Wednesday 17 April 2013

Boston Marathon bombings: War-time medicine helps bomb victims

Boston Marathon bombings: War-time medicine helps bomb victims, Civilian doctors tending to patients injured in the Boston Marathon bombings are putting war-time medicine skills to use. Many Boston bomb victims were treated with techniques learned on the battlefield, likely saving lives, the Associated Press reported April 17.

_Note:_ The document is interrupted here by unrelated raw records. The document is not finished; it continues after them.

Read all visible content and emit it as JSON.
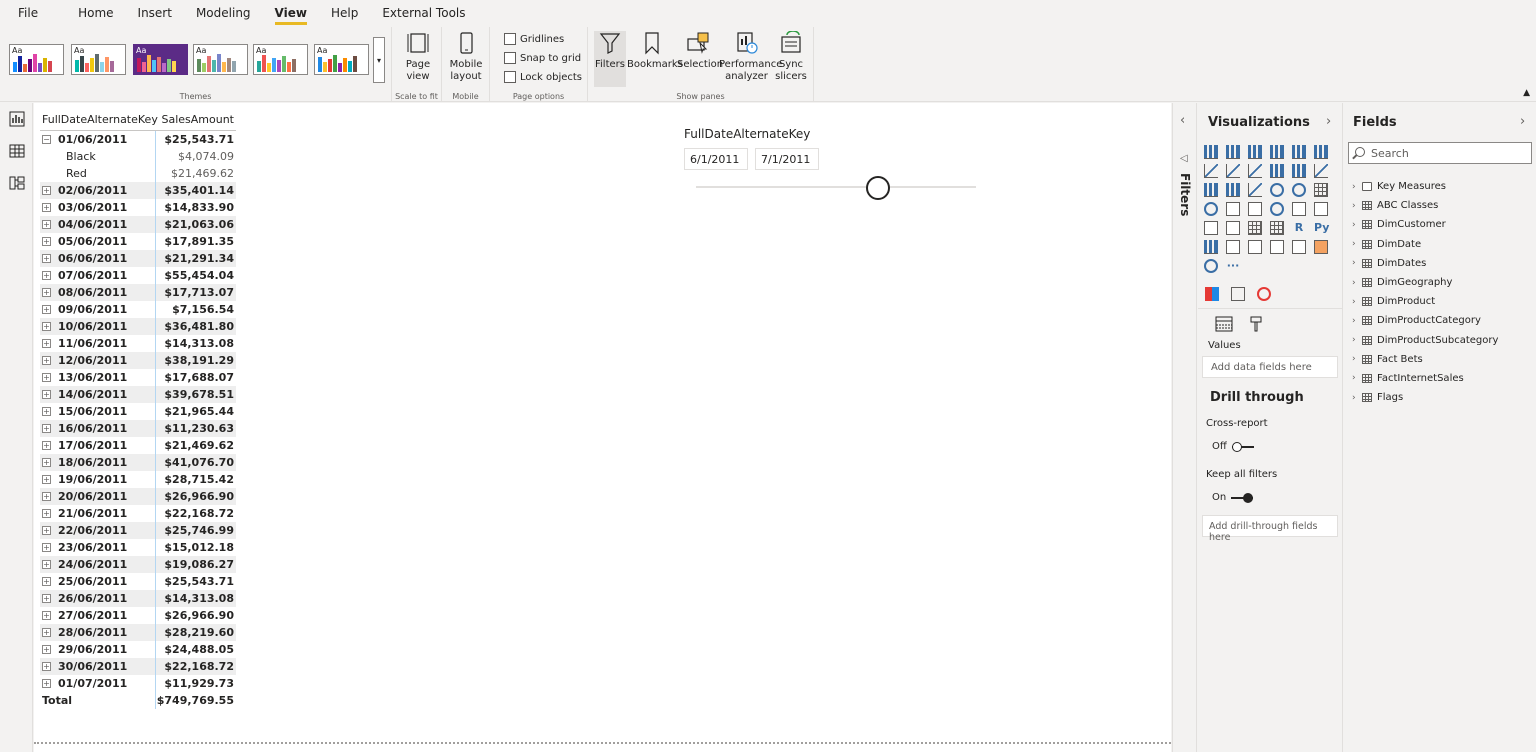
{
  "menu": [
    "File",
    "Home",
    "Insert",
    "Modeling",
    "View",
    "Help",
    "External Tools"
  ],
  "menu_active": "View",
  "ribbon": {
    "themes_label": "Themes",
    "page_view": "Page view",
    "scale_to_fit": "Scale to fit",
    "mobile_layout": "Mobile layout",
    "mobile_group": "Mobile",
    "gridlines": "Gridlines",
    "snap_to_grid": "Snap to grid",
    "lock_objects": "Lock objects",
    "page_options": "Page options",
    "filters": "Filters",
    "bookmarks": "Bookmarks",
    "selection": "Selection",
    "performance_analyzer": "Performance analyzer",
    "sync_slicers": "Sync slicers",
    "show_panes": "Show panes",
    "theme_aa": "Aa"
  },
  "table": {
    "col1": "FullDateAlternateKey",
    "col2": "SalesAmount",
    "rows": [
      {
        "key": "01/06/2011",
        "value": "$25,543.71",
        "expanded": true
      },
      {
        "key": "Black",
        "value": "$4,074.09",
        "child": true
      },
      {
        "key": "Red",
        "value": "$21,469.62",
        "child": true
      },
      {
        "key": "02/06/2011",
        "value": "$35,401.14"
      },
      {
        "key": "03/06/2011",
        "value": "$14,833.90"
      },
      {
        "key": "04/06/2011",
        "value": "$21,063.06"
      },
      {
        "key": "05/06/2011",
        "value": "$17,891.35"
      },
      {
        "key": "06/06/2011",
        "value": "$21,291.34"
      },
      {
        "key": "07/06/2011",
        "value": "$55,454.04"
      },
      {
        "key": "08/06/2011",
        "value": "$17,713.07"
      },
      {
        "key": "09/06/2011",
        "value": "$7,156.54"
      },
      {
        "key": "10/06/2011",
        "value": "$36,481.80"
      },
      {
        "key": "11/06/2011",
        "value": "$14,313.08"
      },
      {
        "key": "12/06/2011",
        "value": "$38,191.29"
      },
      {
        "key": "13/06/2011",
        "value": "$17,688.07"
      },
      {
        "key": "14/06/2011",
        "value": "$39,678.51"
      },
      {
        "key": "15/06/2011",
        "value": "$21,965.44"
      },
      {
        "key": "16/06/2011",
        "value": "$11,230.63"
      },
      {
        "key": "17/06/2011",
        "value": "$21,469.62"
      },
      {
        "key": "18/06/2011",
        "value": "$41,076.70"
      },
      {
        "key": "19/06/2011",
        "value": "$28,715.42"
      },
      {
        "key": "20/06/2011",
        "value": "$26,966.90"
      },
      {
        "key": "21/06/2011",
        "value": "$22,168.72"
      },
      {
        "key": "22/06/2011",
        "value": "$25,746.99"
      },
      {
        "key": "23/06/2011",
        "value": "$15,012.18"
      },
      {
        "key": "24/06/2011",
        "value": "$19,086.27"
      },
      {
        "key": "25/06/2011",
        "value": "$25,543.71"
      },
      {
        "key": "26/06/2011",
        "value": "$14,313.08"
      },
      {
        "key": "27/06/2011",
        "value": "$26,966.90"
      },
      {
        "key": "28/06/2011",
        "value": "$28,219.60"
      },
      {
        "key": "29/06/2011",
        "value": "$24,488.05"
      },
      {
        "key": "30/06/2011",
        "value": "$22,168.72"
      },
      {
        "key": "01/07/2011",
        "value": "$11,929.73"
      }
    ],
    "total_label": "Total",
    "total_value": "$749,769.55"
  },
  "slicer": {
    "title": "FullDateAlternateKey",
    "start": "6/1/2011",
    "end": "7/1/2011"
  },
  "filters_label": "Filters",
  "viz": {
    "title": "Visualizations",
    "values_label": "Values",
    "values_placeholder": "Add data fields here",
    "drill_title": "Drill through",
    "cross_report": "Cross-report",
    "cross_report_state": "Off",
    "keep_filters": "Keep all filters",
    "keep_filters_state": "On",
    "drill_placeholder": "Add drill-through fields here",
    "r_label": "R",
    "py_label": "Py",
    "more_label": "···"
  },
  "fields": {
    "title": "Fields",
    "search_placeholder": "Search",
    "items": [
      "Key Measures",
      "ABC Classes",
      "DimCustomer",
      "DimDate",
      "DimDates",
      "DimGeography",
      "DimProduct",
      "DimProductCategory",
      "DimProductSubcategory",
      "Fact Bets",
      "FactInternetSales",
      "Flags"
    ]
  },
  "colors": {
    "accent": "#e8b923",
    "theme_dark": "#5b2b86"
  }
}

Injuries in the Boston Marathon bombings were initially treated by both lay bystanders and medical personnel with tourniquets. Tourniquets had fallen out of favor after the Vietnam War but made a comeback in Iraq after medical personnel learned to use them properly. In Boston, tourniquets no doubt helped prevent people from bleeding to death because of severe injuries, such as severed arteries and traumatic limb amputations or partial amputations.

Once the bombing patients arrived at Boston hospitals, doctors in some cases performed a quick initial operation to stabilize them. That initial surgery was followed days later by more extensive surgical procedures to preserve tissue — another wartime medicine technique.

Boston doctors have even received advice from Israel, which is all-too-familiar with bomb injuries from nails, ball bearings and other metal objects intended to kill and maim. For instance, Dr. Pinchas Halpern, director of emergency medicine at the Tel Aviv Sourasky Medical Center, gave lectures in 2005 at Brigham and Women's Hospital and Massachusetts General about responding to attacks, and has been in email contact with doctors in Boston following the Boston Marathon bombings.

And because thousands of U.S. troops have had leg, foot, arm or hand amputations in Iraq or Afghanistan, experts have been able to develop more sophisticated prosthetic limbs — prostheses that may soon help the dozen-plus Boston Marathon bomb victims who had surgical or traumatic amputations.

With Boston looking like a war zone, it may be war-time medicine that helped save lives.